Um presidente autocentrado, com pouca noção da realidade, cujas ações não raramente culminam em desgraça. Só para não parecer a descrição exata de tantos governos por aí, em diferentes períodos, ele também combate ameaças espaciais e conta com a ajuda de uma agente ciborgue e de um sujeito sem nenhum apreço por leis e limites para defendê-lo (bom, essa parte soa realista novamente).
Dan Harmon, criador do personagem titular da animação “Presidente Curtis”, jura que não quer que sua série lembre as pessoas daquilo que elas gostariam de esquecer, a política. As doses de absurdo, contudo, nem sempre tornam essa desconexão possível. Até porque o absurdo tem frequentado bastante o noticiário político, especialmente o americano.
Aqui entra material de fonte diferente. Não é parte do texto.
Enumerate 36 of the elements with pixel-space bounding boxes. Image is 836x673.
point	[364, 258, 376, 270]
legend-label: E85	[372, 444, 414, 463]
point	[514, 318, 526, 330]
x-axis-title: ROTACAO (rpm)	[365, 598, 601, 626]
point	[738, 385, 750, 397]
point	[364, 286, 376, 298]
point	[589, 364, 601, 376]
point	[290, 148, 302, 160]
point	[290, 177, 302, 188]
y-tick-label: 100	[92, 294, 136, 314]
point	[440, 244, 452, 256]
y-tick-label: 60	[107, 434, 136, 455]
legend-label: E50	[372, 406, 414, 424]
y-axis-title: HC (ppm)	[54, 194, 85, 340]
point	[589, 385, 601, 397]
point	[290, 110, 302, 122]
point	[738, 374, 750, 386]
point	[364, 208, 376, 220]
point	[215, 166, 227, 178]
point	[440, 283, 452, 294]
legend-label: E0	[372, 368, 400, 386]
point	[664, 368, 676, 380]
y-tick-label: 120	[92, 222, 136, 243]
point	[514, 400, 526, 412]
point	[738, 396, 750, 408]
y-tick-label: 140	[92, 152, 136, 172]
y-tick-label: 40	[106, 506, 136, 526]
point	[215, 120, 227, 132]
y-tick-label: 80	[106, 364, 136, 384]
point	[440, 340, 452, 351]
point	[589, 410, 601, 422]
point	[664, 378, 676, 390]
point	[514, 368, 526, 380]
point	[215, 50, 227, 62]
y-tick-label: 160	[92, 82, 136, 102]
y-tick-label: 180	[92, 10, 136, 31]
Curtis é um derivado de outra série de animação adulta repleta de nonsense, “Rick e Morty”, as aventuras de um avô cientista e seu neto que viajam entre dimensões espaciais. Simultaneamente violenta e doce, a produção original é um sucesso desde 2013, com nota 9 do público do site de cinema e TV IMDb.
Ele não surgiu nos anos Trump, mas nos anos Obama (2009-2017). À parte o fato de serem ambos negros, o mandatário fictício não lembra em nada o democrata. Tampouco lembra o republicano, com quem compartilha apenas o ego descompensado (Trump gostou tanto da brincadeira que os perfis da Casa Branca nas redes publicaram sua própria versão da sátira).
Não é então o protagonista quem nos leva a pensar em política na série. É o contexto: as piadas sobre prioridades erradas, o desapreço geral dos governantes pela população, o séquito de aproveitadores que os rodeia e a forma como o público reage muito melhor ao circo e ao espetáculo do que aos problemas reais para os quais se devia buscar soluções.
Essa crítica aparece em cenas com bebês armados, por exemplo, ou na cômica e constante sobreposição de agências e segurança nos EUA, nenhuma delas apta a conter uma crise, mas todas muito a fim de levar os créditos. O presidente também tenta usar os eventos oficiais para reconquistar sua ex-mulher, agora governadora estadual.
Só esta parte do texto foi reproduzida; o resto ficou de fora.